There have historically been two competing models for how to establish the binding between a public key and its owner: the decentralized (web of trust) model[0], and the centralized (PKI) model[1].

This proposal seems to be an implementation of centralization (by delegating vetting authority to a central administrator) on top of the decentralized model. Meanwhile, there are already well-defined internet standards for how you could leverage the PKI model to achieve the same goals (X.500/LDAP for cert lookup and retrieval; PKI path validation for ensuring that a retrieved certificate has been vetted by a central authority; CRLs/OSCP for revocation).

This raises the question: why don't the existing internet standards that define the centralized model work for you? You allude to some of the answers:

(1.) Email clients that provide a smooth out of the box experience with LDAP+X.509+S/MIME are rare. Outlook + Exchange + Active Directory work really well for this in a properly configured domain, though introducing that stack comes with its own set of challenges.

(2.) Git integrates with PGP for its signature functionality. Of course, Git is itself a decentralized system; the architectures are aligned.

You also mention using PGP keys for SSH authentication, but note that using a GPG agent for SSH authentication doesn't actually rely on a PGP identity at all--it just uses plain asymmetric crypto with a key that happens to have a PGP identity associated with it. The model for distributing the public keys to the target SSH hosts is undefined.

On the other hand, I'd raise the following areas as places where a PKI-based cryptosystem would likely win out:

(1.) Certificate revocation/freshness concerns are handled very robustly by CRLs and OSCP. These standards have been thoroughly vetted and are in wide use across the internet. Meanwhile, the revocation/freshness model in Keylist is brand new.
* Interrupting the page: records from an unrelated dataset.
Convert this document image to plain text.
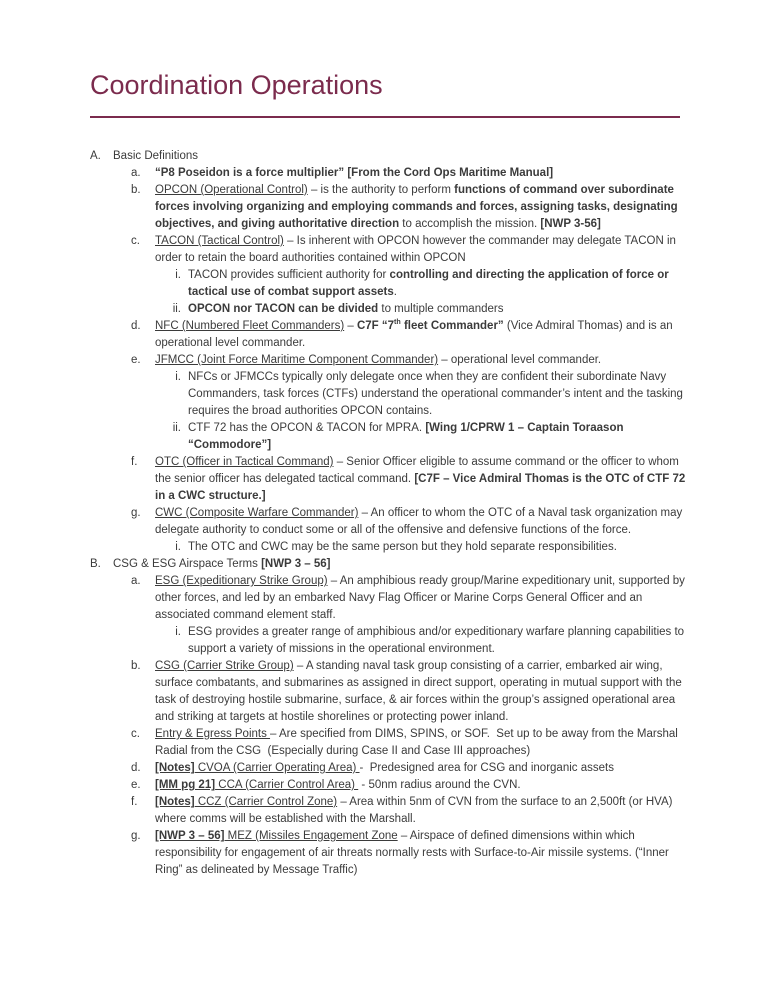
Coordination Operations
A.	Basic Definitions
a.	“P8 Poseidon is a force multiplier” [From the Cord Ops Maritime Manual]
b.	OPCON (Operational Control) – is the authority to perform functions of command over subordinate forces involving organizing and employing commands and forces, assigning tasks, designating objectives, and giving authoritative direction to accomplish the mission. [NWP 3-56]
c.	TACON (Tactical Control) – Is inherent with OPCON however the commander may delegate TACON in order to retain the board authorities contained within OPCON
i. TACON provides sufficient authority for controlling and directing the application of force or tactical use of combat support assets.
ii. OPCON nor TACON can be divided to multiple commanders
d.	NFC (Numbered Fleet Commanders) – C7F “7th fleet Commander” (Vice Admiral Thomas) and is an operational level commander.
e.	JFMCC (Joint Force Maritime Component Commander) – operational level commander.
i. NFCs or JFMCCs typically only delegate once when they are confident their subordinate Navy Commanders, task forces (CTFs) understand the operational commander’s intent and the tasking requires the broad authorities OPCON contains.
ii. CTF 72 has the OPCON & TACON for MPRA. [Wing 1/CPRW 1 – Captain Toraason “Commodore”]
f.	OTC (Officer in Tactical Command) – Senior Officer eligible to assume command or the officer to whom the senior officer has delegated tactical command. [C7F – Vice Admiral Thomas is the OTC of CTF 72 in a CWC structure.]
g.	CWC (Composite Warfare Commander) – An officer to whom the OTC of a Naval task organization may delegate authority to conduct some or all of the offensive and defensive functions of the force.
i. The OTC and CWC may be the same person but they hold separate responsibilities.
B.	CSG & ESG Airspace Terms [NWP 3 – 56]
a.	ESG (Expeditionary Strike Group) – An amphibious ready group/Marine expeditionary unit, supported by other forces, and led by an embarked Navy Flag Officer or Marine Corps General Officer and an associated command element staff.
i. ESG provides a greater range of amphibious and/or expeditionary warfare planning capabilities to support a variety of missions in the operational environment.
b.	CSG (Carrier Strike Group) – A standing naval task group consisting of a carrier, embarked air wing, surface combatants, and submarines as assigned in direct support, operating in mutual support with the task of destroying hostile submarine, surface, & air forces within the group’s assigned operational area and striking at targets at hostile shorelines or protecting power inland.
c.	Entry & Egress Points – Are specified from DIMS, SPINS, or SOF.  Set up to be away from the Marshal Radial from the CSG  (Especially during Case II and Case III approaches)
d.	[Notes] CVOA (Carrier Operating Area) -  Predesigned area for CSG and inorganic assets
e.	[MM pg 21] CCA (Carrier Control Area)  - 50nm radius around the CVN.
f.	[Notes] CCZ (Carrier Control Zone) – Area within 5nm of CVN from the surface to an 2,500ft (or HVA) where comms will be established with the Marshall.
g.	[NWP 3 – 56] MEZ (Missiles Engagement Zone – Airspace of defined dimensions within which responsibility for engagement of air threats normally rests with Surface-to-Air missile systems. (“Inner Ring” as delineated by Message Traffic)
(2.) PKI is already demonstrably useable at scale. I'm not sure the same is true for PGP. For example, how long will a Keylist update take in an organization with 100,000 users? Also, how do the various GPG client implementations perform under these conditions?

I think your proposal would be stronger if it contemplated these issues head-on.

[0] https://en.wikipedia.org/wiki/Web_of_trust

[1] https://en.wikipedia.org/wiki/Public_key_infrastructure


I want to solve a similar problem with my Maven pgp-signature-check-plugin (checks artifact signatures). A federated list like that described was over idea I had, another was registering keys in a blockchain.


If you mean "federated" like DNS there is one interesting trick: if you specify the signing key in gpg using email (e.g. gpg -u example@domain.com --sign) GnuPG will insert the email as Signer's UID packet [0]. You can inspect the signature using gpg --list-packets. Then when you verify the file the key is downloaded using Web Key Directory, so basically over HTTPS from the email's domain (in my example domain.com).

I'm thinking of using this to verify git signatures.

[0]: https://tools.ietf.org/html/rfc4880#section-5.2.3.22


Does the last bullet in section 2.2 mean that clients hang on to revoked keys?


Yes. In fact, we even recommend that the fingerprints of revoked keys stay on the keylist for at least a few months to ensure that the key revocation is sent to all subscribers. If you were to remove the key from the keylist, it wouldn't be refreshed for the clients and therefore the clients may not know it is revoked.

Holding on to revoked keys doesn't really present a security issue; because most clients won't even let you encrypt a message to a revoked key, it would be difficult for this to compromise security.